To quantify transcriptional noise, we used the normalized Shannon entropy and Fano scores (standard deviation divided by the mean). Normalized Shannon entropy for each gene, cell, or cluster was calculated as $\frac{-{\sum }_{i=1}^{n}p\left(c_i\right)·{\text{log}}_{2}p\left(c_i\right)}{{\text{log}}_{2}n}$ where $n$ is the number of categories (e.g. for cell entropy $n$ could be the number of genes) and $p\left(c_i\right)$ is the probability of the observed expression value. To simplify estimation of probabilities, expression values were binned into 20 evenly spaced intervals over all log transformed expression values, and the probability was calculated as the frequency of observing expression in that interval ($n=20$) (Additional file 2: Tables S16-S18).
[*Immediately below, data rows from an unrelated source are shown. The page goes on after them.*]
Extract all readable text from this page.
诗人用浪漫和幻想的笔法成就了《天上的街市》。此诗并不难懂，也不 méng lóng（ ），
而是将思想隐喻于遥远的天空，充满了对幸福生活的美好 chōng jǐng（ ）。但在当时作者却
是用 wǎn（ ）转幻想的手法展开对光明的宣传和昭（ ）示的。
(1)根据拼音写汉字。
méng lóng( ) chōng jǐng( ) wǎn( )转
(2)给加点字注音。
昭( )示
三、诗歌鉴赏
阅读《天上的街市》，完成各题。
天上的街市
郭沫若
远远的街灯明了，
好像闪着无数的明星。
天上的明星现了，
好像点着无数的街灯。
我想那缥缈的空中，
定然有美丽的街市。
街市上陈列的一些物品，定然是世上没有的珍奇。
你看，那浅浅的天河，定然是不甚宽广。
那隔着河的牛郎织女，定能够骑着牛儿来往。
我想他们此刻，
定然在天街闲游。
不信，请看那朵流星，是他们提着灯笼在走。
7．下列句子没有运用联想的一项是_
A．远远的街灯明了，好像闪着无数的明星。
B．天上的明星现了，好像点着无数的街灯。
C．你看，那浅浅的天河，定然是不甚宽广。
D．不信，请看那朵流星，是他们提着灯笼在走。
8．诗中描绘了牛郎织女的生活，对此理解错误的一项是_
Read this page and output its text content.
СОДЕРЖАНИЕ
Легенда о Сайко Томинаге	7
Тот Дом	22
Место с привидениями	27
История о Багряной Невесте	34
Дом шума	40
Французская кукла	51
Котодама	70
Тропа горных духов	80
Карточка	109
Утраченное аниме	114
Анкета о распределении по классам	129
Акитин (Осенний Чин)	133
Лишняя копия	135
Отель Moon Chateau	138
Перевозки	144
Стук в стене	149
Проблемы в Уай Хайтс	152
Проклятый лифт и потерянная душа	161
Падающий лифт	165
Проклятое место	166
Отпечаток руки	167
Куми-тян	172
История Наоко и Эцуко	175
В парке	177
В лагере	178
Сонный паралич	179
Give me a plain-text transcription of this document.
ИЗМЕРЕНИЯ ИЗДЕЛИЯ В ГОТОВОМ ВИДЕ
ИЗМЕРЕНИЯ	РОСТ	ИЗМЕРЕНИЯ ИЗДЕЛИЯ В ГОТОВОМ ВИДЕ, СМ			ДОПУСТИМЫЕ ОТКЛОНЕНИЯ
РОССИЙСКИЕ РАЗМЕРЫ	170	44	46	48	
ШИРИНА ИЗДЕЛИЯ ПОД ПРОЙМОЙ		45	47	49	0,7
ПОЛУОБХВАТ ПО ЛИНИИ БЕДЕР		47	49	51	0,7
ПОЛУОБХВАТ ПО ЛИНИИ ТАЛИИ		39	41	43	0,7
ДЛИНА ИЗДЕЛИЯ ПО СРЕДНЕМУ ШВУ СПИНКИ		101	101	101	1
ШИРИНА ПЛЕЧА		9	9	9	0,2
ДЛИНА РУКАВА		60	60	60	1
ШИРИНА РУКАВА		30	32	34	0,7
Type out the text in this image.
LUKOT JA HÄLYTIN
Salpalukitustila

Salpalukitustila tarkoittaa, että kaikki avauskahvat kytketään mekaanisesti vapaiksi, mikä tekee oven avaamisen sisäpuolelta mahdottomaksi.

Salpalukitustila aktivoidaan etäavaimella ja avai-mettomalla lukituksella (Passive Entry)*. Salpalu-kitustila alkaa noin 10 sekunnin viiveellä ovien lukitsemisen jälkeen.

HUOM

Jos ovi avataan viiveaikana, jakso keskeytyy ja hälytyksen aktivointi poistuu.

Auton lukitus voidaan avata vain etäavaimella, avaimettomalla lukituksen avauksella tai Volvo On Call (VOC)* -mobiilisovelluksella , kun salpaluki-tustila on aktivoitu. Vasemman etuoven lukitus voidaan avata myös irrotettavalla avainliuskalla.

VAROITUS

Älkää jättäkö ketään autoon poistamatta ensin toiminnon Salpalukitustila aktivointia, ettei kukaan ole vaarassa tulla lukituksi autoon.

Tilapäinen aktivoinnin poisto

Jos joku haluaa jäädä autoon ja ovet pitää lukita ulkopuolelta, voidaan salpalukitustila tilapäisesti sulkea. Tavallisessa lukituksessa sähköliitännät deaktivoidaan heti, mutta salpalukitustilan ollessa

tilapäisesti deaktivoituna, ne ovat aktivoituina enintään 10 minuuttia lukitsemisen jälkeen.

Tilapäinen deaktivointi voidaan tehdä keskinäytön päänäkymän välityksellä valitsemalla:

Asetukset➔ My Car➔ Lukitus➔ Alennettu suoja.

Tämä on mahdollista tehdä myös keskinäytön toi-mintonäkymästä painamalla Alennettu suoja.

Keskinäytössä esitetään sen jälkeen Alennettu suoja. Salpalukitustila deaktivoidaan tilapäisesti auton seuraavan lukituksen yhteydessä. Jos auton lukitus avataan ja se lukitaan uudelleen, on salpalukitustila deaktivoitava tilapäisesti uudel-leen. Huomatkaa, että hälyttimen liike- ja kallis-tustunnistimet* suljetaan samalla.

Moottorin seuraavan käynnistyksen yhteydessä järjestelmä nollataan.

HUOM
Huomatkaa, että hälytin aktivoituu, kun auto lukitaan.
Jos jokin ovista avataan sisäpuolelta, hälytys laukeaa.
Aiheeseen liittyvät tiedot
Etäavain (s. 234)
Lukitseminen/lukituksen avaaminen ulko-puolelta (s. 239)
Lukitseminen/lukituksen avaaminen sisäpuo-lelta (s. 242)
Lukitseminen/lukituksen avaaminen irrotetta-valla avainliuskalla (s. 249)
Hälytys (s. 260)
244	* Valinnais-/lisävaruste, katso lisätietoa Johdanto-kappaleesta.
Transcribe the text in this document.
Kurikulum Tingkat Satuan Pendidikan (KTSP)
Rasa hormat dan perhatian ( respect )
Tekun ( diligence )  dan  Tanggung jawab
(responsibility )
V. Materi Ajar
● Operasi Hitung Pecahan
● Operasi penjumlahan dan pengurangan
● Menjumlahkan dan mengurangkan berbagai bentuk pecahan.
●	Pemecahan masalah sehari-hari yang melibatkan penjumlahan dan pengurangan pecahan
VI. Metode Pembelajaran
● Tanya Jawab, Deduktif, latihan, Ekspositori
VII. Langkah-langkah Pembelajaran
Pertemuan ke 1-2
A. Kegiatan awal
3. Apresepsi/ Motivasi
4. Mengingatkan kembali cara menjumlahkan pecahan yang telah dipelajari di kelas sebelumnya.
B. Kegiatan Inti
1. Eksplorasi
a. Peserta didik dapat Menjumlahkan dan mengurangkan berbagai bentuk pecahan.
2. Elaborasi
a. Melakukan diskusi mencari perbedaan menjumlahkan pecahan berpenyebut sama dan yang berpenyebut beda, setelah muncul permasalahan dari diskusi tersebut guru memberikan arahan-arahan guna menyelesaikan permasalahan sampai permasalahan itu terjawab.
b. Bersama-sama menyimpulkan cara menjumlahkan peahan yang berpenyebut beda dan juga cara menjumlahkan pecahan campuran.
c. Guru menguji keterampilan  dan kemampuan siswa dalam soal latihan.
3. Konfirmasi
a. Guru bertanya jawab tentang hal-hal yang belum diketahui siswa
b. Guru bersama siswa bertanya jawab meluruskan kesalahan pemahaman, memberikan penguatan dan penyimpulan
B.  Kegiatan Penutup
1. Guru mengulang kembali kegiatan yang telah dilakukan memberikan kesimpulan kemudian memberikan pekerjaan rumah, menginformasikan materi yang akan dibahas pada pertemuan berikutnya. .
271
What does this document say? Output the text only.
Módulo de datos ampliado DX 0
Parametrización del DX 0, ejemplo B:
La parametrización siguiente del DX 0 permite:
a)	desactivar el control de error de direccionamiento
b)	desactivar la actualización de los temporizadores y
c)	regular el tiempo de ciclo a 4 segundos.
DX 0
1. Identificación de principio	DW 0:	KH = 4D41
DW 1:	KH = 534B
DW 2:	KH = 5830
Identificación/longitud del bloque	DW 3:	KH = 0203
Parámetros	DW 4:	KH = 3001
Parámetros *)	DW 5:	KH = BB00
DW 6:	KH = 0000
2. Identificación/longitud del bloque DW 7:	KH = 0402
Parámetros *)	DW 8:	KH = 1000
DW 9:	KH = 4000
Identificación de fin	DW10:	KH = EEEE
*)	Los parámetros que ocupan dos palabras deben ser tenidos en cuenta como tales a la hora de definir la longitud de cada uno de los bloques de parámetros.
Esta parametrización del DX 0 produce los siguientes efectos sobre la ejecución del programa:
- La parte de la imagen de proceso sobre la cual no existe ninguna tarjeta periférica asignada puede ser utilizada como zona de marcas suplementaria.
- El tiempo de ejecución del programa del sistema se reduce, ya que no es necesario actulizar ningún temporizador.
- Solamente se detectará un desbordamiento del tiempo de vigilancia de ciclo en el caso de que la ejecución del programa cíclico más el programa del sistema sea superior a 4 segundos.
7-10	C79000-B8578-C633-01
Calcium spatio-temporal quantification

Leaves of four-week-old Arabidopsis expressing the red genetically encoded calcium indicator R-GECO1 [35] were inoculated with S. sclerotiorum expressing the green fluorescent protein (GFP). Each leaf originated from a different plant. The progression of fungal infection was tracked using GFP signals and monitored throughout the experiment by taking images every two minutes with an Axiozoom V16 Macroscope (Zeiss) at 7X magnification (Plan-NeoFluar Z 1.0X 0.25NA objective). Fluorescent signals were recorded with an exposure time of 400 ms exposition time per channel: GFP (500-550nm) and RFP (570-640nm). The spatial resolution of the images was 512 × 512 pixels with a pixel size of 37.143 µm. Preprocessing for clustering involved generating a mask to remove the background and the area of the leaf colonized by the fungal mycelium at 18 hpi. The remaining unmasked pixels were then clustered based on their temporal signal variations using the k-means algorithm. The number of clusters was set to three.

Authors’ contributions

S.R. and A.B. designed and managed the project. F.D., M.K, M.Z and T.C.X performed experiments, material and data collection. D.A.B.J and F.D performed bioinformatic and transcriptomics analysis. D.A.B.J, F.D, A.B. and S.R contributed to data analyses. D.A.B.J and S.R drafted the initial manuscript. D.A.B.J, F.D, M.K, M.Z, T.C.X, A.B and S.R. revised the manuscript. All authors read and approved the final manuscript.

Funding

This work was supported by the French Laboratory of Excellence project ‘TULIP’ (ANR-10-LABX-41; ANR-11-IDEX-0002-02), l’Agence Nationale pour la Recherche (ANR-19-CE20-15, ANR-21-CE20-10, ANR-21-CE20-30), and the INRAE. F.D. and M.K were supported by a PHC Procope grand from the French ministère de l’Europe et des Affaires étrangères (MEAE) and ministère chargé de l’Enseignement supérieur et de la Recherche (MESR), and German Deutscher Akademischer Austauschdienst (DAAD). D.A.B.J benefited from a post-doc grant of the INRAE SPE division.

Data availability

Raw reads for snRNA-seq data generated in this work are available at the European nucleotide archive (ENA) under accession number PRJEB88172 [80]. Raw reads for tagseq data generated in this work are available at ENA under accession number PRJEB89842 [98]. The R data object for this project is available on Zenodo at [10.5281/zenodo.17086215](https:/doi.org/10.5281/zenodo.17086215) [92]. Other processed data files are provided as supplementary tables (**Additional file 2: Tables S1-S21**).

Declarations

Ethics approval and consent to participate

Not applicable.

Consent for publication

Not applicable.

Competing interests

The authors declare no competing interests.